WHN: What is the future of the program?
CD: As of now, we have five hospitals and six physicians that have been designated under the QualityPath program. We are in the early stages of Version 2.0 of QualityPath, which will include not only expanding the number of procedures that are covered under the program but also opening this up to other providers who either didn’t meet the criteria the first time around or didn’t apply. And so we expect the program to grow both in the number of procedures and in the number of physicians in hospitals that are designated. The other area of expansion through QualityPath is we’re working on bringing in more purchasers and payers to work with us on this initiative. We think that quality measurement and the way that we assess the providers should be a public good and so we are reaching out to other plans, other employers, those on the “buy side” of healthcare, to work with us to evolve the QualityPath initiative.
WHN: What procedures are you looking to expand into?
CD: For this next round, we’ve got a couple on a short list that include colorectal cancer screening, all high-tech imaging procedures and OB care. What we like about those care areas is that they’re much higher volume. Choosing something from that list will resonate with more employers. More people will be able to take advantage of the program.
WHN: Do you have a timeline for the rollout of QualityPath 2.0?
CD: The next procedures that we add will probably be ready Jan. 1 of 2016. But we are envisioning this to be an ongoing, evolving program. So we will be adding other procedures, other care areas along the way, not all with a 1/1 start date.

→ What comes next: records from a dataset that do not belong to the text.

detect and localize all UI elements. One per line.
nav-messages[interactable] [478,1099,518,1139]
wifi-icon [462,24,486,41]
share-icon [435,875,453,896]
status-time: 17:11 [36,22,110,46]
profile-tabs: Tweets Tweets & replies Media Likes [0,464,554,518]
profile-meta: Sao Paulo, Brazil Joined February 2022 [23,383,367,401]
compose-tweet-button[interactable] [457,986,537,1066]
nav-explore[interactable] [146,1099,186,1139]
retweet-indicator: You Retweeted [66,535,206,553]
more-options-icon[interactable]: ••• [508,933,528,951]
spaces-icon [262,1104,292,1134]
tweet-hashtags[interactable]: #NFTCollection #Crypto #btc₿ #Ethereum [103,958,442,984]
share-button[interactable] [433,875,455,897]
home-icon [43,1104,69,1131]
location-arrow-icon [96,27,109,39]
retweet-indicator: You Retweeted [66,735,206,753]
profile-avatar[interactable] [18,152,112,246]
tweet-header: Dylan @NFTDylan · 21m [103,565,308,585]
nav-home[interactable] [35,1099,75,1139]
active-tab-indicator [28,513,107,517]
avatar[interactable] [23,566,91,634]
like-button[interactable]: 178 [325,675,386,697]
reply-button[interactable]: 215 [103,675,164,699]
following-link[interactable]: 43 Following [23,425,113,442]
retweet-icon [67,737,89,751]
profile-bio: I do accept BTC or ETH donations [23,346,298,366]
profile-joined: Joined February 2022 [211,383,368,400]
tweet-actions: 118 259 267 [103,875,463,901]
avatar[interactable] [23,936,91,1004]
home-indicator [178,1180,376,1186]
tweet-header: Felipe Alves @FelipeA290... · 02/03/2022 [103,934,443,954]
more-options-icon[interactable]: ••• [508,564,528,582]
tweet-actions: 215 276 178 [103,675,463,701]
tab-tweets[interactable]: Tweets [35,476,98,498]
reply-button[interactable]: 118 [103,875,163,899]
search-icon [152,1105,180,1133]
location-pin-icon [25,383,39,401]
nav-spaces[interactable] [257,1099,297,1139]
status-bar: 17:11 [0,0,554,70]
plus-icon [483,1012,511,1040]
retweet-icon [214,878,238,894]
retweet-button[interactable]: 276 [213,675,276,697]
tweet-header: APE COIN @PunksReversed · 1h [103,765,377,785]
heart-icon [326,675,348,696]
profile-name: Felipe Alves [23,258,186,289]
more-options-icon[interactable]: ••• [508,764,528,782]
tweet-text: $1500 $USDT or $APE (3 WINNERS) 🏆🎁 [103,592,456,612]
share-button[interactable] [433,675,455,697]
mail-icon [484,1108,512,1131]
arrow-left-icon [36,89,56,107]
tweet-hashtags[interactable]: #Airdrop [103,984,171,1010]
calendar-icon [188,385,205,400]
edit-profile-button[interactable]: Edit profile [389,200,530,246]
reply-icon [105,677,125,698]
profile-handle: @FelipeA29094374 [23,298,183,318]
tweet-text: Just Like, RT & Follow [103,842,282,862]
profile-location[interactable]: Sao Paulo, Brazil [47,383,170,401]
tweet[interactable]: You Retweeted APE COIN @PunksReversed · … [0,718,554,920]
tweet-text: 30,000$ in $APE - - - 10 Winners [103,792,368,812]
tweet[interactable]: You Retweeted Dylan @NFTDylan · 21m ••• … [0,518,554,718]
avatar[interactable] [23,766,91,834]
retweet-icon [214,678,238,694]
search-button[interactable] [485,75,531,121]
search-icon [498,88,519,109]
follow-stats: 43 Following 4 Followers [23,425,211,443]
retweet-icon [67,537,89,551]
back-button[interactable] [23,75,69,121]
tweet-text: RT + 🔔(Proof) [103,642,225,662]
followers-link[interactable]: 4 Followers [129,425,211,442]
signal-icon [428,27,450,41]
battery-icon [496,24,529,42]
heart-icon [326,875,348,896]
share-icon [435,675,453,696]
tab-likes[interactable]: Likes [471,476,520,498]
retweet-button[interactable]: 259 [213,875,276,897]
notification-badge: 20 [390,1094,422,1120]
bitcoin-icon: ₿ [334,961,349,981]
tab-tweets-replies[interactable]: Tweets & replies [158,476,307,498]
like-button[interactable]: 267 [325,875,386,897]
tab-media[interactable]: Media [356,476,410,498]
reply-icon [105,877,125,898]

WHN: How does The Alliance and QualityPath promote transparency for its members and the public?
CD: It’s a requirement for the QualityPath initiative. The hospitals and physicians that are designated under that program need to participate in public reporting initiatives. Sometimes there’s a choice about whether you make your results public. Wherever there’s a choice, they have to opt yes to make their results publicly available. We are also very involved in advocacy efforts, at a regional and national level, designed to encourage greater disclosure of cost and quality information to patients. And finally, it’s a requirement of our contracts. Physicians and hospitals that are part of our network have agreed through our contracts to allow us to disclose information on cost and quality to our members.
WHN: Since 2004, The Alliance has used performance-based reimbursement policies. What has The Alliance learned along the way and what are its goals?
CD: We use performance-based terms in our provider contracts really as a way to address misaligned financial incentives. And what I mean by that is that current methods to pay for healthcare often penalize providers for doing the right thing. So if they prevent infection or complications or re-admissions, they actually receive less revenue. And we need to change that. We implemented performance-based reimbursement as a way to begin rewarding results rather than just paying for the volume of services. I will say that one of the biggest things we’ve learned is that simply changing the way we pay delivery systems is not enough. Most delivery systems pay their employee physicians based on production. So physicians make more money by doing more things to people with good insurance. It’s critical that we change the way that doctors get paid so that we’re all on the same page.
WHN: The Alliance is approaching its 25th anniversary. What do you see as its future?
CD: I see us really making progress to deliver on the promise of employers working together to control costs, improve quality, engage individuals in their health. That’s our mission. And we’re growing. We’ll continue to grow, not only geographically to other parts of Wisconsin in this next year – that’s our plan – but also within our current service area, as we’re able to demonstrate our effectiveness through initiatives like QualityPath.